How to overwrite partition in DLT pipeline ?

Anuj_Diggibyte · ‎08-21-2022

I am trying to replicate my existing spark pipeline in DLT.

I am not able to achieve desired result using DLT .

Current pipeline :

source set up : CSV file ingested in bronze using SCP

frequency : monthly

bronze dir : /cntdlt/bronze/emp/year=2022 /month=1

silver : read bronze and perform some transformation and write in silver with same partition column

val df =spark.read.option(...).csv(s"{basepath}/year=${year}/month=${month}").withColumn("some logic","")
 
spark.sql(s"CREATE DATABASE IF NOT EXISTS $dbName")
spark.conf.set("spark.sql.sources.partitionOverwriteMode","dynamic")
val partitions= List("year","month" )
df.write.partitionBy(partitions:_*)
   .mode(saveMode)
   .option("path", silverpath)
    .saveAsTable(s"${dbName}.${tableName}")
spark.sql(s"msck repair table $dbName.$tableName")

Scenario: consider some source data issue if i want to reload data for some previous month in my spark pipleine set up i just run the job for specific year and month value (provided by airlfow)

and because of spark.conf.set("spark.sql.sources.partitionOverwriteMode","dynamic")

it update the data in partition under processing .

I am trying to achieve similar set up using DLT pipeline .

DLT Setup

import dlt
from pyspark.sql.functions import *
from pyspark.sql.types import *
from datetime import date
from pyspark.sql import functions as F
 
schema='id int, \
date date,\
salary int,\
city string,\
name string,\
age int, \
year int, \
month int'
 
 
@dlt.create_table(
  comment="The raw employee, ingested from /databricks-datasets.",
  table_properties={
    "diggibyte_emp.quality": "bronze",
    "pipelines.autoOptimize.managed": "true",
     "delta.appendOnly":"false"
  }
)
def t_emp_raw():
  return (
     spark.readStream.format("cloudFiles")
      .option('cloudFiles.format', 'json')
      .option("partitionColumns", "year,month")  
      .option('cloudFiles.allowOverwrites', 'true') 
      .schema(schema)
      .load( '/mnt/cntdlt/bronze/emp/')
  )
 
 
 
@dlt.create_table(
  comment="The cleaned emp reocrd with partitioned by year, month",
  partition_cols = ["year", "month"],
  table_properties={
    "diggibyte_emp.quality": "silver",
    "pipelines.autoOptimize.managed": "true",
    "delta.appendOnly":"false"
  }
)
def t_emp_silver():
  return (
      dlt.readStream("t_emp_raw")
    .withColumn("load_date",current_date())
  )

pipeline conf

{
    "id": "8496fc69-5ee3-4d61-9db5-47a38f130785",
    "clusters": [
        {
            "label": "default",
            "num_workers": 1
        }
    ],
    "development": true,
    "continuous": false,
    "channel": "CURRENT",
    "edition": "ADVANCED",
    "photon": false,
    "libraries": [
        {
            "notebook": {
                "path": "/demo/notebook_employe"
            }
        }
    ],
    "name": "monthly_load_employe",
    "storage": "dbfs:/pipelines/8496fc69-5ee3-4d61-9db5-47a38f130785",
    "target": "org"
}

DLT pipeline :

I have run the pipeline when bronze is having only 1 partition.

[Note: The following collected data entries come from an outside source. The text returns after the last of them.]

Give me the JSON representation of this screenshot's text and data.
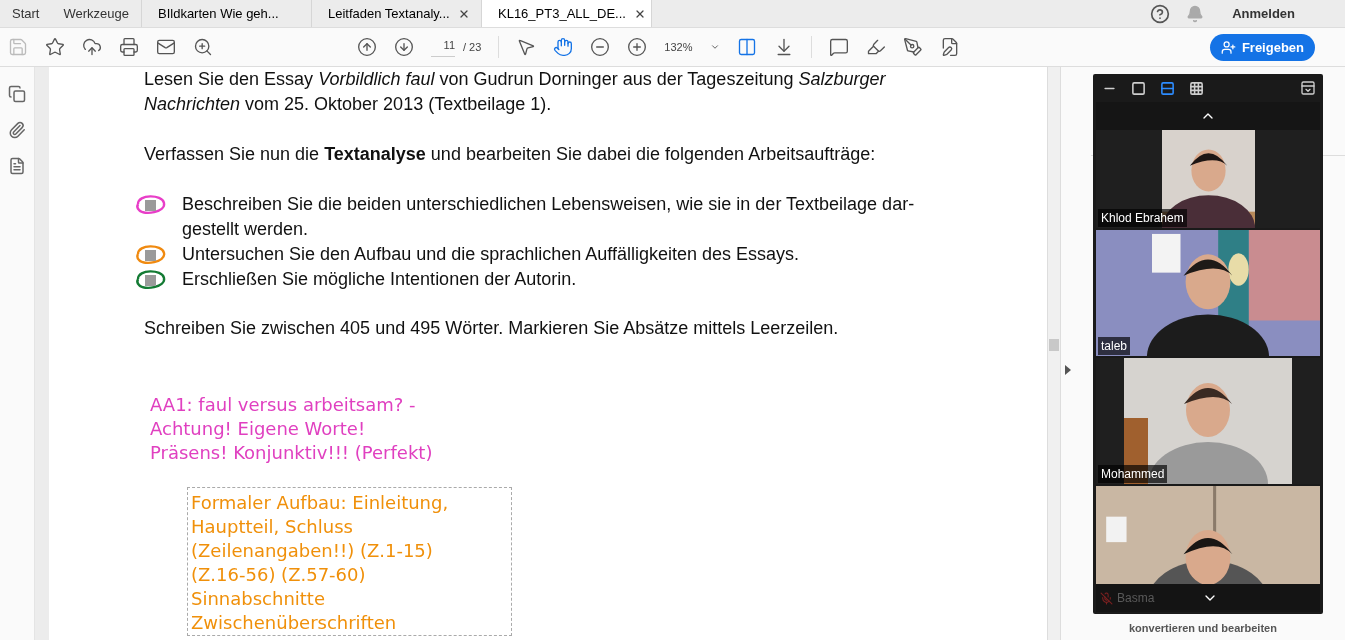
{
  "tabs": [
    {
      "label": "Start",
      "kind": "home",
      "selected": false,
      "closable": false
    },
    {
      "label": "Werkzeuge",
      "kind": "home",
      "selected": false,
      "closable": false
    },
    {
      "label": "BIldkarten Wie geh...",
      "kind": "document",
      "selected": false,
      "closable": false
    },
    {
      "label": "Leitfaden Textanaly...",
      "kind": "document",
      "selected": false,
      "closable": true
    },
    {
      "label": "KL16_PT3_ALL_DE...",
      "kind": "document",
      "selected": true,
      "closable": true
    }
  ],
  "account": {
    "sign_in": "Anmelden"
  },
  "toolbar": {
    "page_current": "11",
    "page_total": "/ 23",
    "zoom": "132%",
    "share_button": "Freigeben",
    "hand_tool_selected": true
  },
  "document": {
    "intro": "Lesen Sie den Essay *Vorbildlich faul* von Gudrun Dorninger aus der Tageszeitung *Salzburger Nachrichten* vom 25. Oktober 2013 (Textbeilage 1).",
    "task_line": "Verfassen Sie nun die **Textanalyse** und bearbeiten Sie dabei die folgenden Arbeitsaufträge:",
    "tasks": [
      {
        "text": "Beschreiben Sie die beiden unterschiedlichen Lebensweisen, wie sie in der Textbeilage dar-gestellt werden.",
        "color": "#e83ec8",
        "checked": false
      },
      {
        "text": "Untersuchen Sie den Aufbau und die sprachlichen Auffälligkeiten des Essays.",
        "color": "#f08a10",
        "checked": false
      },
      {
        "text": "Erschließen Sie mögliche Intentionen der Autorin.",
        "color": "#137a33",
        "checked": false
      }
    ],
    "word_count_line": "Schreiben Sie zwischen 405 und 495 Wörter. Markieren Sie Absätze mittels Leerzeilen.",
    "annotations": [
      {
        "kind": "note",
        "color": "#e040c0",
        "lines": [
          "AA1: faul versus arbeitsam? -",
          "Achtung! Eigene Worte!",
          "Präsens! Konjunktiv!!! (Perfekt)"
        ]
      },
      {
        "kind": "textbox",
        "color": "#f0900a",
        "lines": [
          "Formaler Aufbau: Einleitung,",
          "Hauptteil, Schluss",
          "(Zeilenangaben!!) (Z.1-15)",
          "(Z.16-56) (Z.57-60)",
          "Sinnabschnitte",
          "Zwischenüberschriften"
        ]
      }
    ]
  },
  "right_pane": {
    "footer": "konvertieren und bearbeiten"
  },
  "video_panel": {
    "views": [
      {
        "kind": "minimize",
        "selected": false
      },
      {
        "kind": "single",
        "selected": false
      },
      {
        "kind": "strip",
        "selected": true
      },
      {
        "kind": "grid",
        "selected": false
      }
    ],
    "participants": [
      {
        "name": "Khlod Ebrahem",
        "kind": "portrait"
      },
      {
        "name": "taleb",
        "kind": "landscape"
      },
      {
        "name": "Mohammed",
        "kind": "portrait"
      },
      {
        "name": "Basma",
        "kind": "landscape"
      }
    ]
  }
}
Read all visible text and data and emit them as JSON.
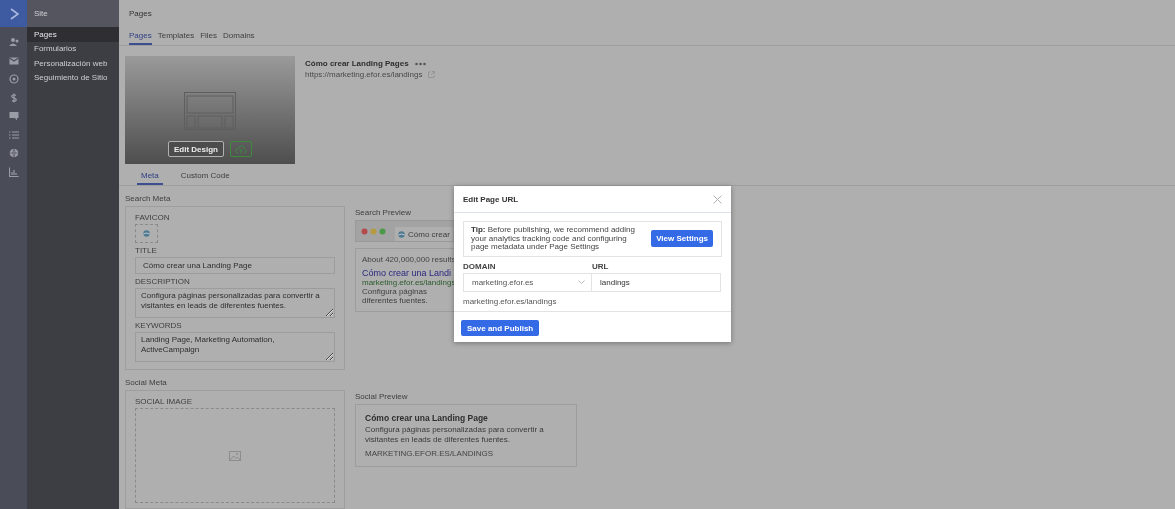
{
  "sidebar": {
    "section": "Site",
    "items": [
      {
        "label": "Pages",
        "selected": true
      },
      {
        "label": "Formularios",
        "selected": false
      },
      {
        "label": "Personalización web",
        "selected": false
      },
      {
        "label": "Seguimiento de Sitio",
        "selected": false
      }
    ]
  },
  "header": {
    "title": "Pages"
  },
  "tabs": [
    {
      "label": "Pages",
      "selected": true
    },
    {
      "label": "Templates",
      "selected": false
    },
    {
      "label": "Files",
      "selected": false
    },
    {
      "label": "Domains",
      "selected": false
    }
  ],
  "page_card": {
    "title": "Cómo crear Landing Pages",
    "url": "https://marketing.efor.es/landings",
    "edit_button": "Edit Design"
  },
  "meta_tabs": [
    {
      "label": "Meta",
      "selected": true
    },
    {
      "label": "Custom Code",
      "selected": false
    }
  ],
  "search_meta": {
    "heading": "Search Meta",
    "favicon_label": "FAVICON",
    "title_label": "TITLE",
    "title_value": "Cómo crear una Landing Page",
    "description_label": "DESCRIPTION",
    "description_value": "Configura páginas personalizadas para convertir a visitantes en leads de diferentes fuentes.",
    "keywords_label": "KEYWORDS",
    "keywords_value": "Landing Page, Marketing Automation, ActiveCampaign"
  },
  "search_preview": {
    "heading": "Search Preview",
    "tab_title": "Cómo crear",
    "results_count": "About 420,000,000 results",
    "result_title": "Cómo crear una Landi",
    "result_url": "marketing.efor.es/landings",
    "result_description": [
      "Configura páginas",
      "diferentes fuentes."
    ]
  },
  "social_meta": {
    "heading": "Social Meta",
    "image_label": "SOCIAL IMAGE"
  },
  "social_preview": {
    "heading": "Social Preview",
    "title": "Cómo crear una Landing Page",
    "description": "Configura páginas personalizadas para convertir a visitantes en leads de diferentes fuentes.",
    "url": "MARKETING.EFOR.ES/LANDINGS"
  },
  "modal": {
    "title": "Edit Page URL",
    "tip": "**Tip:** Before publishing, we recommend adding your analytics tracking code and configuring page metadata under Page Settings",
    "view_settings": "View Settings",
    "domain_label": "DOMAIN",
    "domain_value": "marketing.efor.es",
    "url_label": "URL",
    "url_value": "landings",
    "url_preview": "marketing.efor.es/landings",
    "save_button": "Save and Publish"
  }
}
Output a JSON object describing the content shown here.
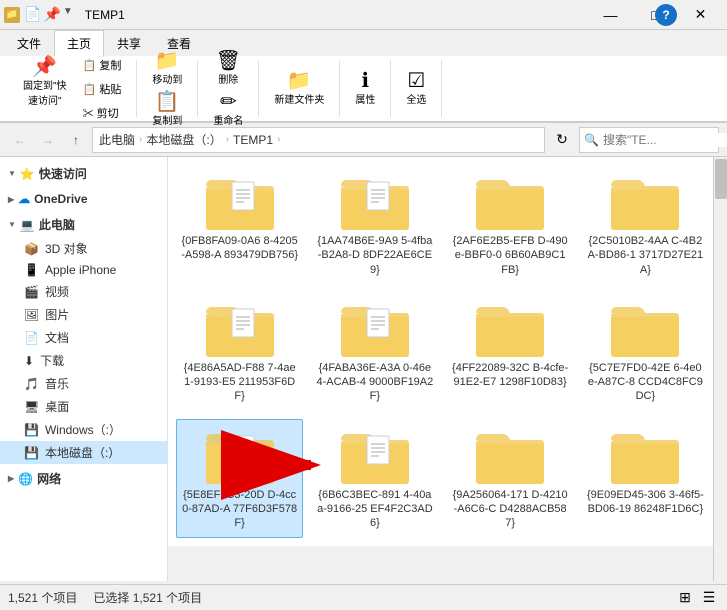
{
  "titlebar": {
    "title": "TEMP1",
    "icons": [
      "📄",
      "📄",
      "📁"
    ],
    "buttons": [
      "—",
      "□",
      "✕"
    ]
  },
  "ribbon": {
    "tabs": [
      "文件",
      "主页",
      "共享",
      "查看"
    ],
    "active_tab": "主页"
  },
  "address": {
    "back_disabled": true,
    "forward_disabled": true,
    "breadcrumbs": [
      "此电脑",
      "本地磁盘（:）",
      "TEMP1"
    ],
    "search_placeholder": "搜索\"TE..."
  },
  "sidebar": {
    "sections": [
      {
        "label": "快速访问",
        "icon": "⭐",
        "expanded": true,
        "items": []
      },
      {
        "label": "OneDrive",
        "icon": "☁",
        "expanded": false,
        "items": []
      },
      {
        "label": "此电脑",
        "icon": "💻",
        "expanded": true,
        "items": [
          {
            "label": "3D 对象",
            "icon": "📦"
          },
          {
            "label": "Apple iPhone",
            "icon": "📱",
            "selected": false
          },
          {
            "label": "视频",
            "icon": "🎬"
          },
          {
            "label": "图片",
            "icon": "🖼"
          },
          {
            "label": "文档",
            "icon": "📄"
          },
          {
            "label": "下载",
            "icon": "⬇"
          },
          {
            "label": "音乐",
            "icon": "🎵"
          },
          {
            "label": "桌面",
            "icon": "🖥"
          },
          {
            "label": "Windows（:）",
            "icon": "💾"
          },
          {
            "label": "本地磁盘（:）",
            "icon": "💾",
            "selected": true
          }
        ]
      },
      {
        "label": "网络",
        "icon": "🌐",
        "expanded": false,
        "items": []
      }
    ]
  },
  "folders": [
    {
      "label": "{0FB8FA09-0A6\n8-4205-A598-A\n893479DB756}",
      "has_doc": true
    },
    {
      "label": "{1AA74B6E-9A9\n5-4fba-B2A8-D\n8DF22AE6CE9}",
      "has_doc": true
    },
    {
      "label": "{2AF6E2B5-EFB\nD-490e-BBF0-0\n6B60AB9C1FB}",
      "has_doc": false
    },
    {
      "label": "{2C5010B2-4AA\nC-4B2A-BD86-1\n3717D27E21A}",
      "has_doc": false
    },
    {
      "label": "{4E86A5AD-F88\n7-4ae1-9193-E5\n211953F6DF}",
      "has_doc": true
    },
    {
      "label": "{4FABA36E-A3A\n0-46e4-ACAB-4\n9000BF19A2F}",
      "has_doc": true
    },
    {
      "label": "{4FF22089-32C\nB-4cfe-91E2-E7\n1298F10D83}",
      "has_doc": false
    },
    {
      "label": "{5C7E7FD0-42E\n6-4e0e-A87C-8\nCCD4C8FC9DC}",
      "has_doc": false
    },
    {
      "label": "{5E8EF3C3-20D\nD-4cc0-87AD-A\n77F6D3F578F}",
      "has_doc": true,
      "selected": true
    },
    {
      "label": "{6B6C3BEC-891\n4-40aa-9166-25\nEF4F2C3AD6}",
      "has_doc": true
    },
    {
      "label": "{9A256064-171\nD-4210-A6C6-C\nD4288ACB587}",
      "has_doc": false
    },
    {
      "label": "{9E09ED45-306\n3-46f5-BD06-19\n86248F1D6C}",
      "has_doc": false
    }
  ],
  "status": {
    "item_count": "1,521 个项目",
    "selected_count": "已选择 1,521 个项目"
  },
  "help_btn": "?"
}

/cntdlt/bronze/emp/year=2022 /month=1 [consist 10 record ]

result in

t_emp_raw for partition year=2022 /month=1 = 10 records

t_empl_silver for partition year=2022 /month=1 = 10 records

Added data in bronze source

/cntdlt/bronze/emp/year=2022 /month=2 [consist 10 records ]

result

t_emp_raw for partition year=2022 /month=2 = 10 records

t_empl_silver for partition year=2022 /month=2 = 10 records

Now consider ,source has send updated data for 1 month then

my partition on 01 need to be update and overwritten

/cntdlt/bronze/emp/year=2022 /month=1 [consist 5 records ]

expected result

t_emp_raw for partition year=2022 /month=1/ : 5 records

t_empl_silver for partition year=2022 /month=1 / : 5 records

Actual result

t_emp_raw for partition year=2022 /month=1/ : 15 records

t_empl_silver for partition year=2022 /month=1/ :15 records

How can i achieve the overwriting of partition when it is updated?